My research focuses on trying to understand biological systems as solutions to computational problems. Biology has traditionally focused on understanding the “what” and “how” – “what” the physical basis of hereditary information is, “how” energy is stored and used by organisms, “what” activities various regions of the brain are involved in, and so on. While this constitutes an interesting and important part of science, my own interests are in “why” these particular “whats” and “hows” have emerged. Stated another way, traditional biology focuses on measuring the parameters of a system, while I am interested in explaining why we observe those particular parameters. To do so, I attempt to understand the particular computational problems that biological systems (from regions of the brain to organisms to collections of organisms) have evolved to solve, the relevant constraints for those systems, and the optimal solutions to these constrained optimization problems. Doing so allows us to compare observed systems to the optimal solutions – matches suggest that we now understand “why” the system is as it is, while mismatches suggest that we have either misunderstood the computational problem or constraints or that some obstacle has prevented the system from achieving optimality (e.g. a shortage of time in a new environment, the computational complexity of the problem to be solved). Either way, the results are likely to be interesting and suggest new directions for experiment and theory.

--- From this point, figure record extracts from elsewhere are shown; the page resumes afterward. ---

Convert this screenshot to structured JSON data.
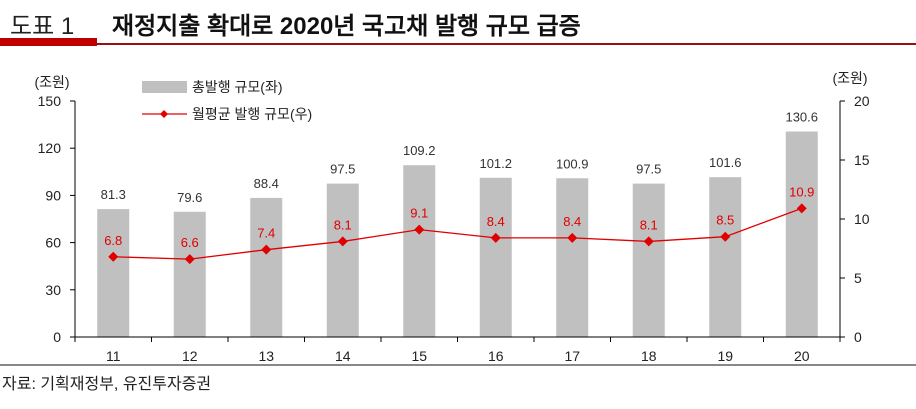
{
  "header": {
    "label": "도표 1",
    "title": "재정지출 확대로 2020년 국고채 발행 규모 급증"
  },
  "source": "자료: 기획재정부, 유진투자증권",
  "chart_data": {
    "type": "bar+line",
    "categories": [
      "11",
      "12",
      "13",
      "14",
      "15",
      "16",
      "17",
      "18",
      "19",
      "20"
    ],
    "series": [
      {
        "name": "총발행 규모(좌)",
        "type": "bar",
        "axis": "left",
        "color": "#c0c0c0",
        "values": [
          81.3,
          79.6,
          88.4,
          97.5,
          109.2,
          101.2,
          100.9,
          97.5,
          101.6,
          130.6
        ]
      },
      {
        "name": "월평균 발행 규모(우)",
        "type": "line",
        "axis": "right",
        "color": "#e00000",
        "values": [
          6.8,
          6.6,
          7.4,
          8.1,
          9.1,
          8.4,
          8.4,
          8.1,
          8.5,
          10.9
        ]
      }
    ],
    "y_left": {
      "unit": "(조원)",
      "range": [
        0,
        150
      ],
      "ticks": [
        0,
        30,
        60,
        90,
        120,
        150
      ]
    },
    "y_right": {
      "unit": "(조원)",
      "range": [
        0,
        20
      ],
      "ticks": [
        0,
        5,
        10,
        15,
        20
      ]
    },
    "legend_placement": "top-left",
    "grid": false
  }
}
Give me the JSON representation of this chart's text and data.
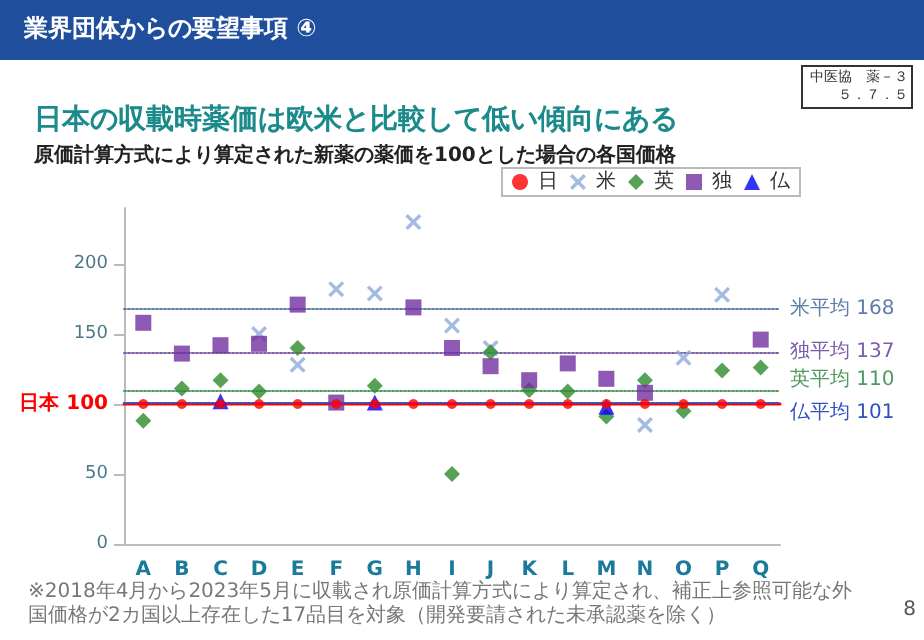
{
  "chart_data": {
    "type": "scatter",
    "title": "日本の収載時薬価は欧米と比較して低い傾向にある",
    "subtitle": "原価計算方式により算定された新薬の薬価を100とした場合の各国価格",
    "annotations": [
      "業界団体からの要望事項 ④",
      "中医協　薬－３",
      "５．７．５",
      "※2018年4月から2023年5月に収載され原価計算方式により算定され、補正上参照可能な外国価格が2カ国以上存在した17品目を対象（開発要請された未承認薬を除く）",
      "8"
    ],
    "categories": [
      "A",
      "B",
      "C",
      "D",
      "E",
      "F",
      "G",
      "H",
      "I",
      "J",
      "K",
      "L",
      "M",
      "N",
      "O",
      "P",
      "Q"
    ],
    "series": [
      {
        "name": "日",
        "color": "#ff0000",
        "marker": "circle",
        "values": [
          100,
          100,
          100,
          100,
          100,
          100,
          100,
          100,
          100,
          100,
          100,
          100,
          100,
          100,
          100,
          100,
          100
        ]
      },
      {
        "name": "米",
        "color": "#8eaadb",
        "marker": "cross",
        "values": [
          null,
          null,
          null,
          150,
          128,
          182,
          179,
          230,
          156,
          140,
          null,
          null,
          null,
          85,
          133,
          178,
          null
        ]
      },
      {
        "name": "英",
        "color": "#2e8b2e",
        "marker": "diamond",
        "values": [
          88,
          111,
          117,
          109,
          140,
          null,
          113,
          null,
          50,
          137,
          110,
          109,
          91,
          117,
          95,
          124,
          126
        ]
      },
      {
        "name": "独",
        "color": "#7030a0",
        "marker": "square",
        "values": [
          158,
          136,
          142,
          143,
          171,
          101,
          null,
          169,
          140,
          127,
          117,
          129,
          118,
          108,
          null,
          null,
          146
        ]
      },
      {
        "name": "仏",
        "color": "#0000ff",
        "marker": "triangle",
        "values": [
          null,
          null,
          102,
          null,
          null,
          null,
          101,
          null,
          null,
          null,
          null,
          null,
          98,
          null,
          null,
          null,
          null
        ]
      }
    ],
    "ref_lines": [
      {
        "axis": "y",
        "value": 100,
        "label": "日本 100",
        "color": "#ff0000",
        "line_style": "solid"
      },
      {
        "axis": "y",
        "value": 168,
        "label": "米平均 168",
        "color": "#5b7fa6",
        "line_style": "dotted"
      },
      {
        "axis": "y",
        "value": 137,
        "label": "独平均 137",
        "color": "#7b5ea7",
        "line_style": "dotted"
      },
      {
        "axis": "y",
        "value": 110,
        "label": "英平均 110",
        "color": "#4f9a5f",
        "line_style": "dotted"
      },
      {
        "axis": "y",
        "value": 101,
        "label": "仏平均 101",
        "color": "#3050c0",
        "line_style": "dotted"
      }
    ],
    "ylim": [
      0,
      240
    ],
    "yticks": [
      0,
      50,
      {
        "value": 100,
        "label": null
      },
      150,
      200
    ],
    "grid": false,
    "legend": "top right"
  }
}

While my own work is theoretical and computational, its very important to me to maintain close ties with experiments. Thus, I do my best to both keep up with the experimental literature and to collaborate with experimental neuroscientists when possible.
My very first research interests were in quantum information theory – a subfield of physics seeking to understand the physical limits of computation and how to exploit the laws of quantum mechanics to approach those limits. Through a pair of summer schools at MIT and IQC (QuISU and USEQIP) and a pair of quantum info projects in Italy and Canada (described below), I beefed up my budding physicist muscles and came to appreciate that an information-centric view of natural systems can offer unique insights into their function. That insight, combined with inspiration from a few recent examples of fruitful collaborations between theoretical physicists and biologists, encouraged me to switch focus to biological information processing.